A nova importância do Local

OPINIÃO

Luca Bussotti

Para quem conhece a história política de Moçambique só pode provocar admiração a luta que se desencadeou logo após as eleições autárquicas de 11 de Outubro passado.

Não existe nenhuma formação política de peso – salvo o MDM, que surgiu depois de Daviz Simango ter formado, em 2008, uma lista cívica que ganhou na Beira contra a Frelimo e a Renamo – que historicamente atribui relevância a dimensão local e, consequentemente, às eleições municipais

A cultura da primeira Frelimo era fortemente centralizadora, tão que Samora Machel divulgou o lema de “matar a tribo para formar a nação”, impedindo o uso das línguas locais e controlando expressões culturais típicas das várias etnias no país, conotadas como resíduos tradicionais e, portanto, fora do seu programa modernizador de inspiração iluminista (e marxista).

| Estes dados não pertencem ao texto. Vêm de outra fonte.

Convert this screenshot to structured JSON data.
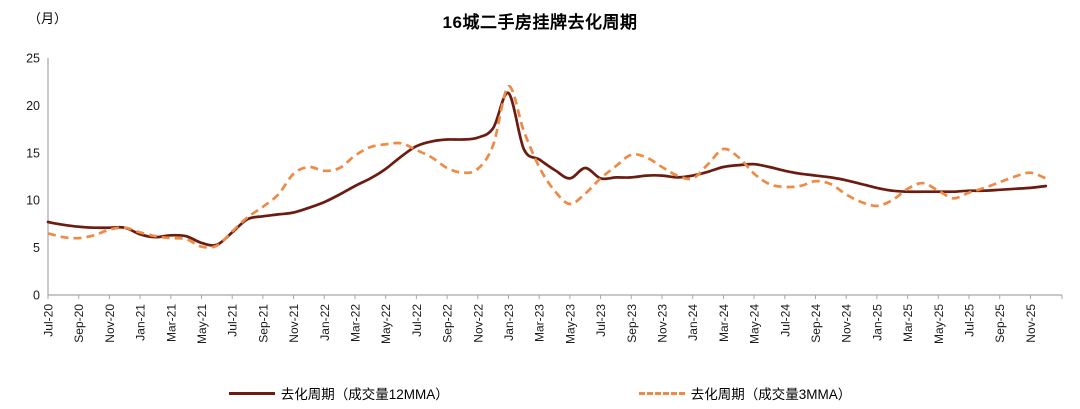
{
  "header": {
    "unit_label": "（月）",
    "title": "16城二手房挂牌去化周期"
  },
  "chart_data": {
    "type": "line",
    "title": "16城二手房挂牌去化周期",
    "y_axis_unit": "（月）",
    "ylim": [
      0,
      25
    ],
    "yticks": [
      0,
      5,
      10,
      15,
      20,
      25
    ],
    "x_tick_every": 2,
    "grid": false,
    "legend_position": "bottom",
    "axis_color": "#a6a6a6",
    "label_color": "#1a1a1a",
    "months": [
      "Jul-20",
      "Aug-20",
      "Sep-20",
      "Oct-20",
      "Nov-20",
      "Dec-20",
      "Jan-21",
      "Feb-21",
      "Mar-21",
      "Apr-21",
      "May-21",
      "Jun-21",
      "Jul-21",
      "Aug-21",
      "Sep-21",
      "Oct-21",
      "Nov-21",
      "Dec-21",
      "Jan-22",
      "Feb-22",
      "Mar-22",
      "Apr-22",
      "May-22",
      "Jun-22",
      "Jul-22",
      "Aug-22",
      "Sep-22",
      "Oct-22",
      "Nov-22",
      "Dec-22",
      "Jan-23",
      "Feb-23",
      "Mar-23",
      "Apr-23",
      "May-23",
      "Jun-23",
      "Jul-23",
      "Aug-23",
      "Sep-23",
      "Oct-23",
      "Nov-23",
      "Dec-23",
      "Jan-24",
      "Feb-24",
      "Mar-24",
      "Apr-24",
      "May-24",
      "Jun-24",
      "Jul-24",
      "Aug-24",
      "Sep-24",
      "Oct-24",
      "Nov-24",
      "Dec-24",
      "Jan-25",
      "Feb-25",
      "Mar-25",
      "Apr-25",
      "May-25",
      "Jun-25",
      "Jul-25",
      "Aug-25",
      "Sep-25",
      "Oct-25",
      "Nov-25",
      "Dec-25"
    ],
    "series": [
      {
        "name": "去化周期（成交量12MMA）",
        "style": "solid",
        "color": "#6C1B10",
        "values": [
          7.7,
          7.4,
          7.2,
          7.1,
          7.1,
          7.1,
          6.4,
          6.1,
          6.3,
          6.2,
          5.5,
          5.3,
          6.6,
          8.0,
          8.3,
          8.5,
          8.7,
          9.2,
          9.8,
          10.6,
          11.5,
          12.3,
          13.3,
          14.6,
          15.7,
          16.2,
          16.4,
          16.4,
          16.6,
          17.6,
          21.3,
          15.4,
          14.3,
          13.2,
          12.3,
          13.4,
          12.3,
          12.4,
          12.4,
          12.6,
          12.6,
          12.4,
          12.6,
          13.0,
          13.5,
          13.7,
          13.8,
          13.5,
          13.1,
          12.8,
          12.6,
          12.4,
          12.1,
          11.7,
          11.3,
          11.0,
          10.9,
          10.9,
          10.9,
          10.9,
          11.0,
          11.0,
          11.1,
          11.2,
          11.3,
          11.5
        ]
      },
      {
        "name": "去化周期（成交量3MMA）",
        "style": "dashed",
        "color": "#EF8A45",
        "values": [
          6.5,
          6.1,
          6.0,
          6.3,
          6.9,
          7.1,
          6.6,
          6.2,
          6.0,
          5.9,
          5.1,
          5.2,
          6.7,
          8.2,
          9.3,
          10.6,
          12.8,
          13.5,
          13.1,
          13.4,
          14.7,
          15.6,
          15.9,
          16.0,
          15.3,
          14.5,
          13.4,
          12.9,
          13.3,
          15.8,
          22.0,
          17.3,
          13.5,
          11.0,
          9.6,
          10.7,
          12.3,
          13.6,
          14.8,
          14.5,
          13.5,
          12.6,
          12.3,
          13.8,
          15.4,
          14.5,
          12.8,
          11.7,
          11.4,
          11.5,
          12.0,
          11.7,
          10.6,
          9.8,
          9.4,
          10.0,
          11.2,
          11.8,
          11.0,
          10.2,
          10.8,
          11.3,
          11.9,
          12.5,
          12.9,
          12.3
        ]
      }
    ]
  }
}
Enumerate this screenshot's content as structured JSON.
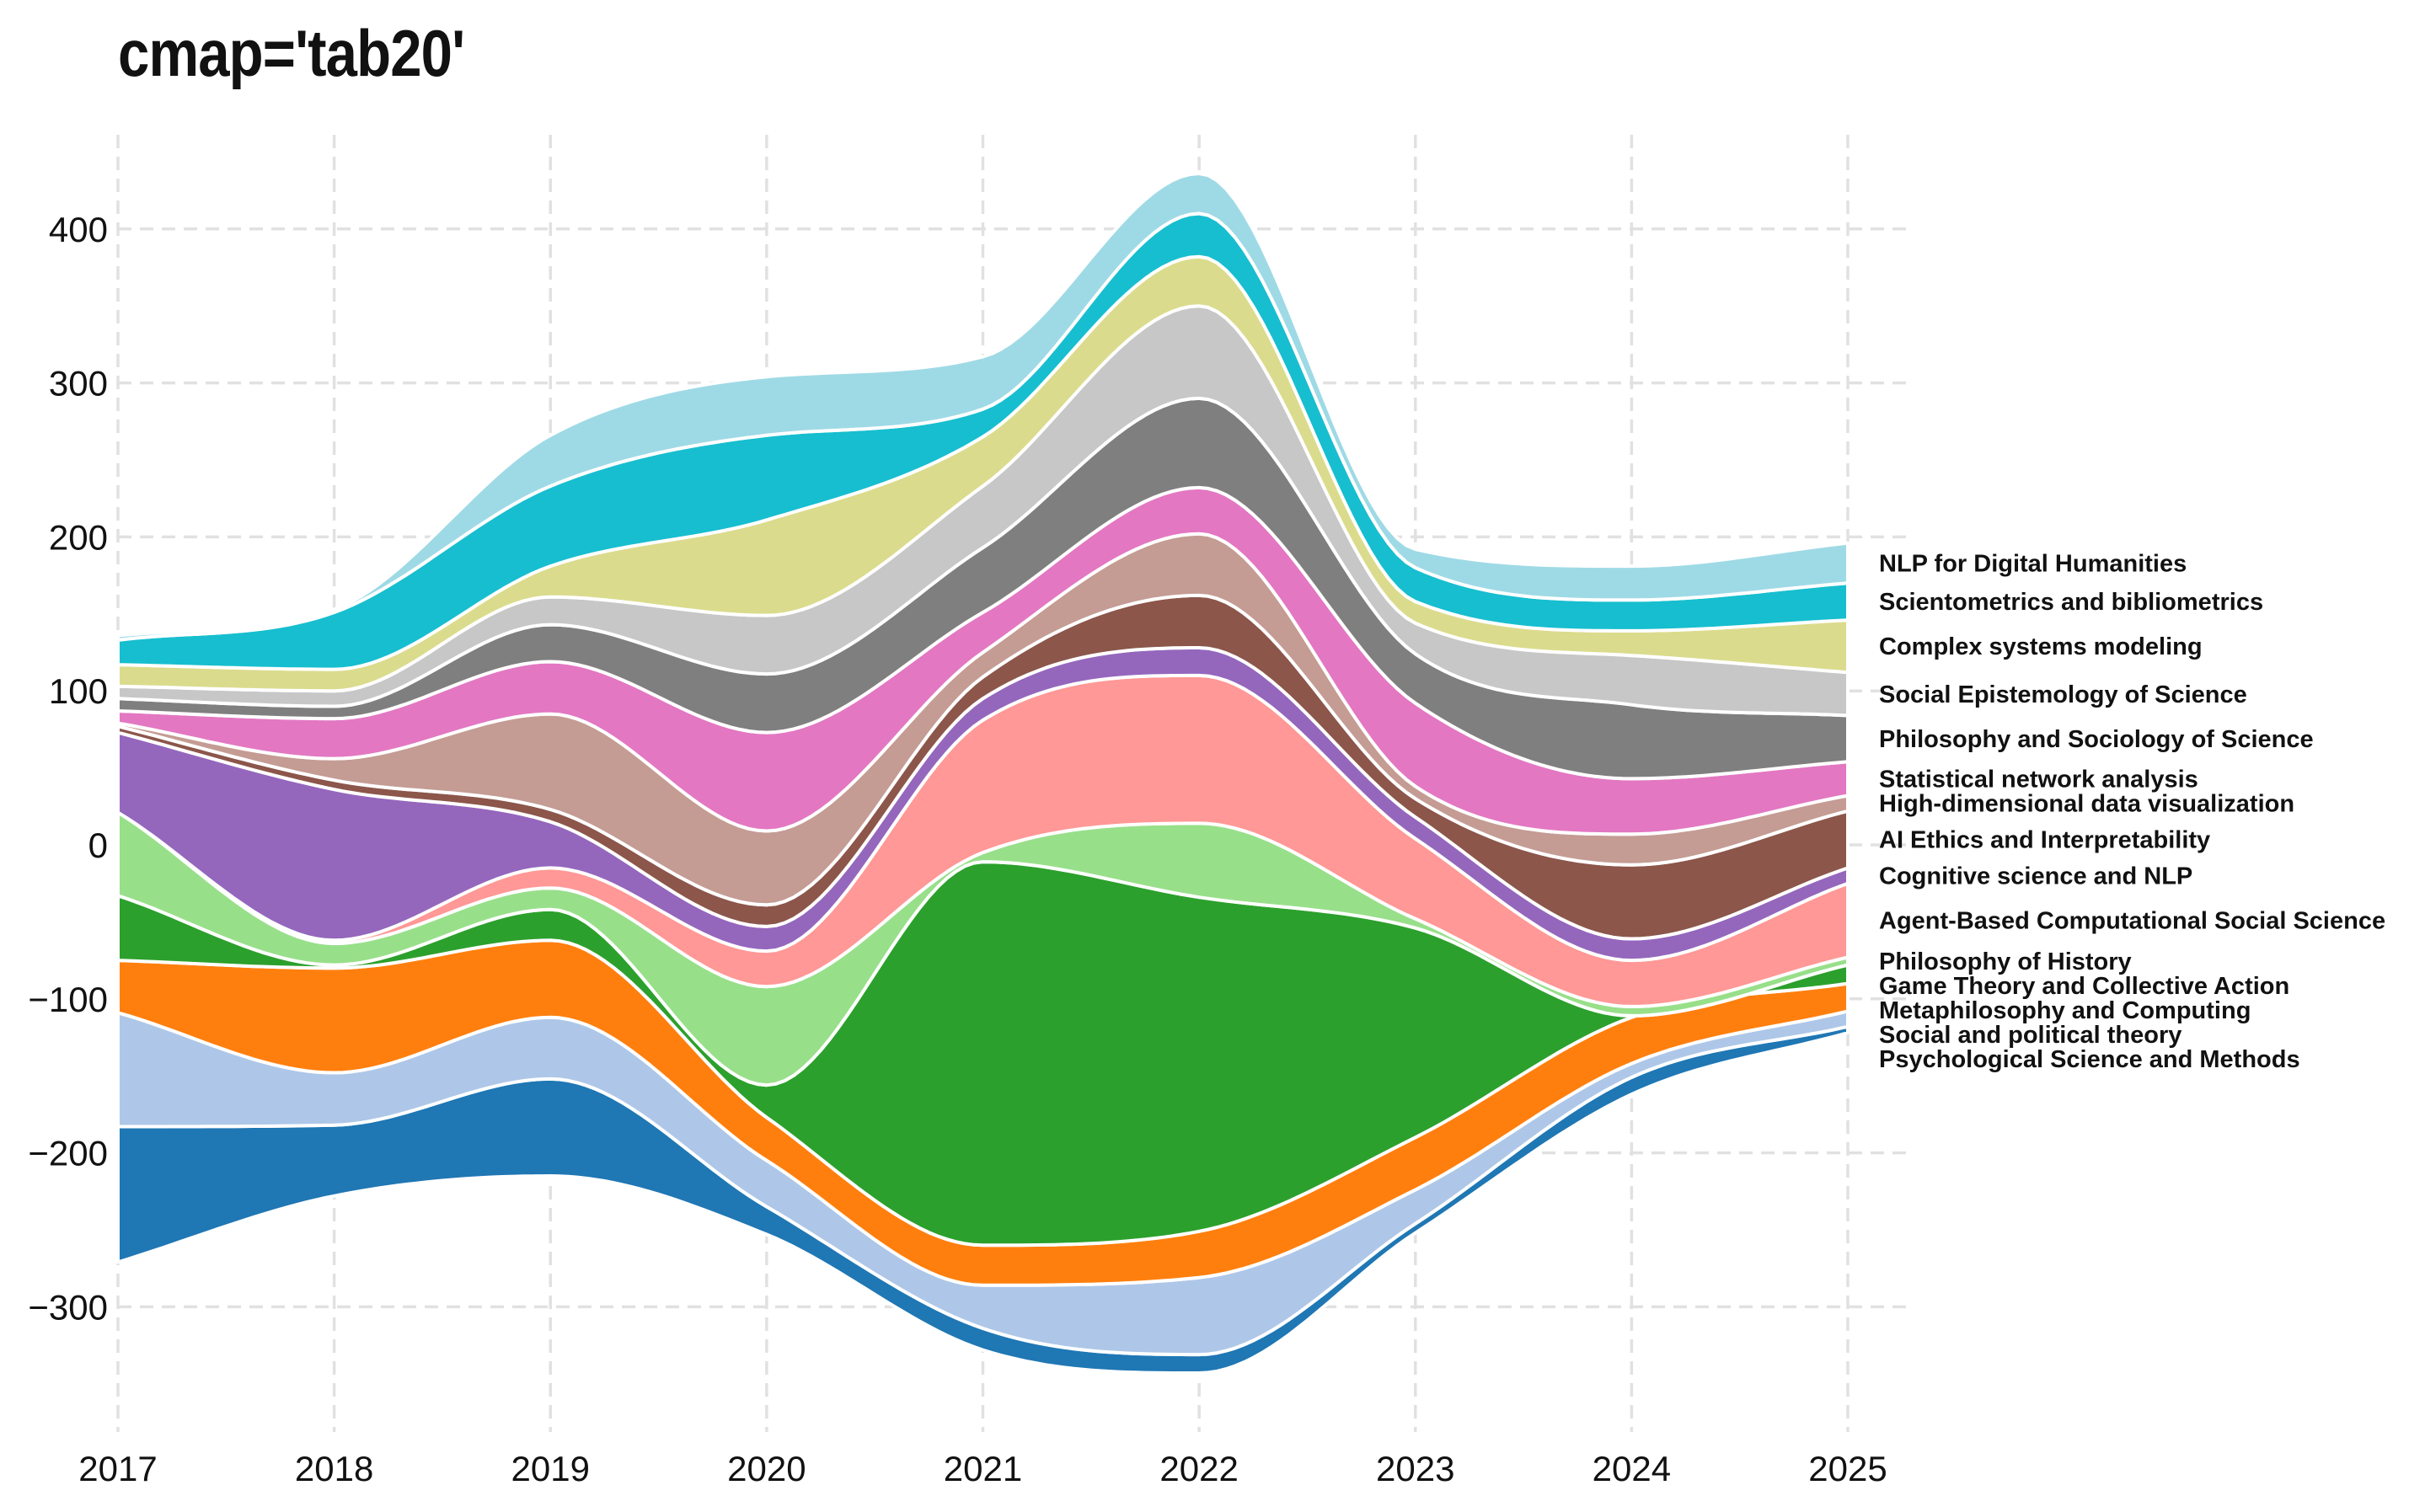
{
  "chart_data": {
    "type": "area",
    "title": "cmap='tab20'",
    "xlabel": "",
    "ylabel": "",
    "x": [
      2017,
      2018,
      2019,
      2020,
      2021,
      2022,
      2023,
      2024,
      2025
    ],
    "ylim": [
      -385,
      460
    ],
    "xlim": [
      2017,
      2025.3
    ],
    "yticks": [
      -300,
      -200,
      -100,
      0,
      100,
      200,
      300,
      400
    ],
    "ytick_labels": [
      "−300",
      "−200",
      "−100",
      "0",
      "100",
      "200",
      "300",
      "400"
    ],
    "xtick_labels": [
      "2017",
      "2018",
      "2019",
      "2020",
      "2021",
      "2022",
      "2023",
      "2024",
      "2025"
    ],
    "grid": true,
    "legend_placement": "right, inline labels at series ends",
    "baseline": [
      -271,
      -228,
      -215,
      -253,
      -328,
      -343,
      -252,
      -162,
      -122
    ],
    "series": [
      {
        "name": "Psychological Science and Methods",
        "color": "#1f77b4",
        "values": [
          88,
          46,
          63,
          18,
          14,
          12,
          6,
          11,
          4
        ]
      },
      {
        "name": "Social and political theory",
        "color": "#aec7e8",
        "values": [
          74,
          34,
          40,
          30,
          28,
          50,
          22,
          9,
          10
        ]
      },
      {
        "name": "Metaphilosophy and Computing",
        "color": "#ff7f0e",
        "values": [
          34,
          68,
          50,
          28,
          26,
          30,
          34,
          30,
          18
        ]
      },
      {
        "name": "Game Theory and Collective Action",
        "color": "#2ca02c",
        "values": [
          42,
          2,
          20,
          21,
          249,
          217,
          136,
          1,
          12
        ]
      },
      {
        "name": "Philosophy of History",
        "color": "#98df8a",
        "values": [
          54,
          14,
          14,
          64,
          6,
          48,
          6,
          6,
          5
        ]
      },
      {
        "name": "Agent-Based Computational Social Science",
        "color": "#ff9896",
        "values": [
          0,
          2,
          13,
          23,
          86,
          96,
          52,
          30,
          48
        ]
      },
      {
        "name": "Cognitive science and NLP",
        "color": "#9467bd",
        "values": [
          52,
          98,
          30,
          16,
          14,
          18,
          14,
          14,
          10
        ]
      },
      {
        "name": "AI Ethics and Interpretability",
        "color": "#8c564b",
        "values": [
          4,
          6,
          8,
          14,
          14,
          34,
          12,
          48,
          37
        ]
      },
      {
        "name": "High-dimensional data visualization",
        "color": "#c49c94",
        "values": [
          2,
          14,
          62,
          48,
          16,
          40,
          8,
          20,
          10
        ]
      },
      {
        "name": "Statistical network analysis",
        "color": "#e377c2",
        "values": [
          8,
          26,
          34,
          64,
          26,
          30,
          54,
          36,
          22
        ]
      },
      {
        "name": "Philosophy and Sociology of Science",
        "color": "#7f7f7f",
        "values": [
          8,
          8,
          24,
          38,
          42,
          58,
          32,
          48,
          30
        ]
      },
      {
        "name": "Social Epistemology of Science",
        "color": "#c7c7c7",
        "values": [
          8,
          10,
          18,
          38,
          40,
          60,
          20,
          32,
          28
        ]
      },
      {
        "name": "Complex systems modeling",
        "color": "#dbdb8d",
        "values": [
          14,
          14,
          20,
          62,
          32,
          32,
          14,
          16,
          34
        ]
      },
      {
        "name": "Scientometrics and bibliometrics",
        "color": "#17becf",
        "values": [
          16,
          37,
          52,
          55,
          18,
          28,
          22,
          20,
          24
        ]
      },
      {
        "name": "NLP for Digital Humanities",
        "color": "#9edae5",
        "values": [
          3,
          2,
          33,
          38,
          34,
          26,
          12,
          22,
          26
        ]
      }
    ],
    "annotations": []
  }
}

Da mesma forma, a Renamo nunca atribuiu importância à dimensão local: Dhlakama tinha um programa de cunho nacional, que visava introduzir a democracia num país na altura monopartidário. Seu objectivo último era substituir o poder da Frelimo, muito mais do que idealizar um pacto constitucional diferente entre governados e governantes. A confirmação disso reside no facto de que a Constituição da viragem foi aprovada em 1990 por um parlamento ainda monopartidário, mas que a Renamo nunca a questionou, a partir da elevada centralização institucional, dos poderes do presidente da República, e da incerta separação dos poderes entre os vários órgãos do Estado.

Em 1998 a Renamo boicotou as primeiras eleições autárquicas, deixando a Frelimo o controlo de todos os municípios do país. A palavra “federalismo” era um tabu no debate político moçambicano, mesmo do lado da Renamo.

Diante dessas premissas, o sentimento de admiração com relação ao que está a acontecer depois do dia 11 de Outubro não pode ser evidente, e dificilmente explicável com a lógica política “tradicional”.

Não resta dúvida de que o elemento novo que emergiu foi a formação do Povo no Poder no cenário político de Moçambique, depois da morte do Azagaia, em março deste ano. Um elemento que colheu de surpresa não apenas o partido-Estado Frelimo, mas a própria Renamo, que na prática “delegou” a relação com esta hoje influente rede de jovens a figuras locais de destaque, tais como Venâncio Mondlane, Manuel de Araújo e outros. Entretanto, a cultura centralizadora e conservadora do grupo dirigente nacional da Renamo parece ter pouquíssimas relações e escassa compreensão dos elementos de inovação e radicalismo político trazidos pelo Povo no Poder.

Seja como for, a vitória da Renamo em várias cidades parece um dado adquirido, pelo menos considerando as contagens paralelas dos votos, assim como outras contagens a nível local. Porque, então, a Frelimo tem assim tantas dificuldades em admitir a sua derrota à escala local, que não tem influência directa na vida do governo central? Dificuldades evidenciadas e criticadas por membros influentes do próprio partido, desde Chissano até Graça Machel, desde Samito até Lourenço do Rosário, só para citar alguns deles.

A resposta a esta questão deve ser encontrada, provavelmente, na perspectiva das lutas internas a Frelimo, principalmente em vista das próximas eleições presidenciais. Um partido cujo grupo dirigente entregasse cidades do sul como Maputo, Matola, Vilankulos, além das muitas outras do centro e do norte, seria conotado como um grupo que faliu, e que levou o partido a uma situação de impopularidade tal de arriscar de perder as presidenciais de 2024. Pelo contrário, conceder apenas a vitória na Beira ao MDM representaria um sucesso, se comparado com os resultados das autárquicas anteriores.

As duas perspectivas significariam, no primeiro caso, a necessidade de mudar radicalmente a escolha do ou da candidata presidencial, e no segundo uma linha de continuidade com a actual liderança do partido. No meio desta escolha é possível encontrar interesses, gestão do poder, distribuição de cargos e muito mais que uma ou a outra parte poderá realizar a partir de 2024, provavelmente em detrimento da outra.

Se este é o cenário que incentivou o mecanismo da recusa, por parte do actual grupo dirigente da Frelimo, em deixar a Renamo governar naquelas cidades onde parece que ganhou, a consequência desta disputa vai muito além da simples luta intestina entre grupos internos ao partido no poder. Tal luta está a afectar o funcionamento e a credibilidade das instituições públicas. As declarações de Fernando Mazanga com relação a CNE central demonstram este sentimento de alienação dos próprios membros de tais organismos com relação ao seu funcionamento e imparcialidade.

Projectar numa esfera nacional as lutas internas a um partido, prejudicando o correcto funcionamento do país significa pensar que ainda existe uma sobreposição entre partido e instituições, ao passo que tal distinção já deveria estar clara desde a Constituição de 1990 e suas posteriores alterações.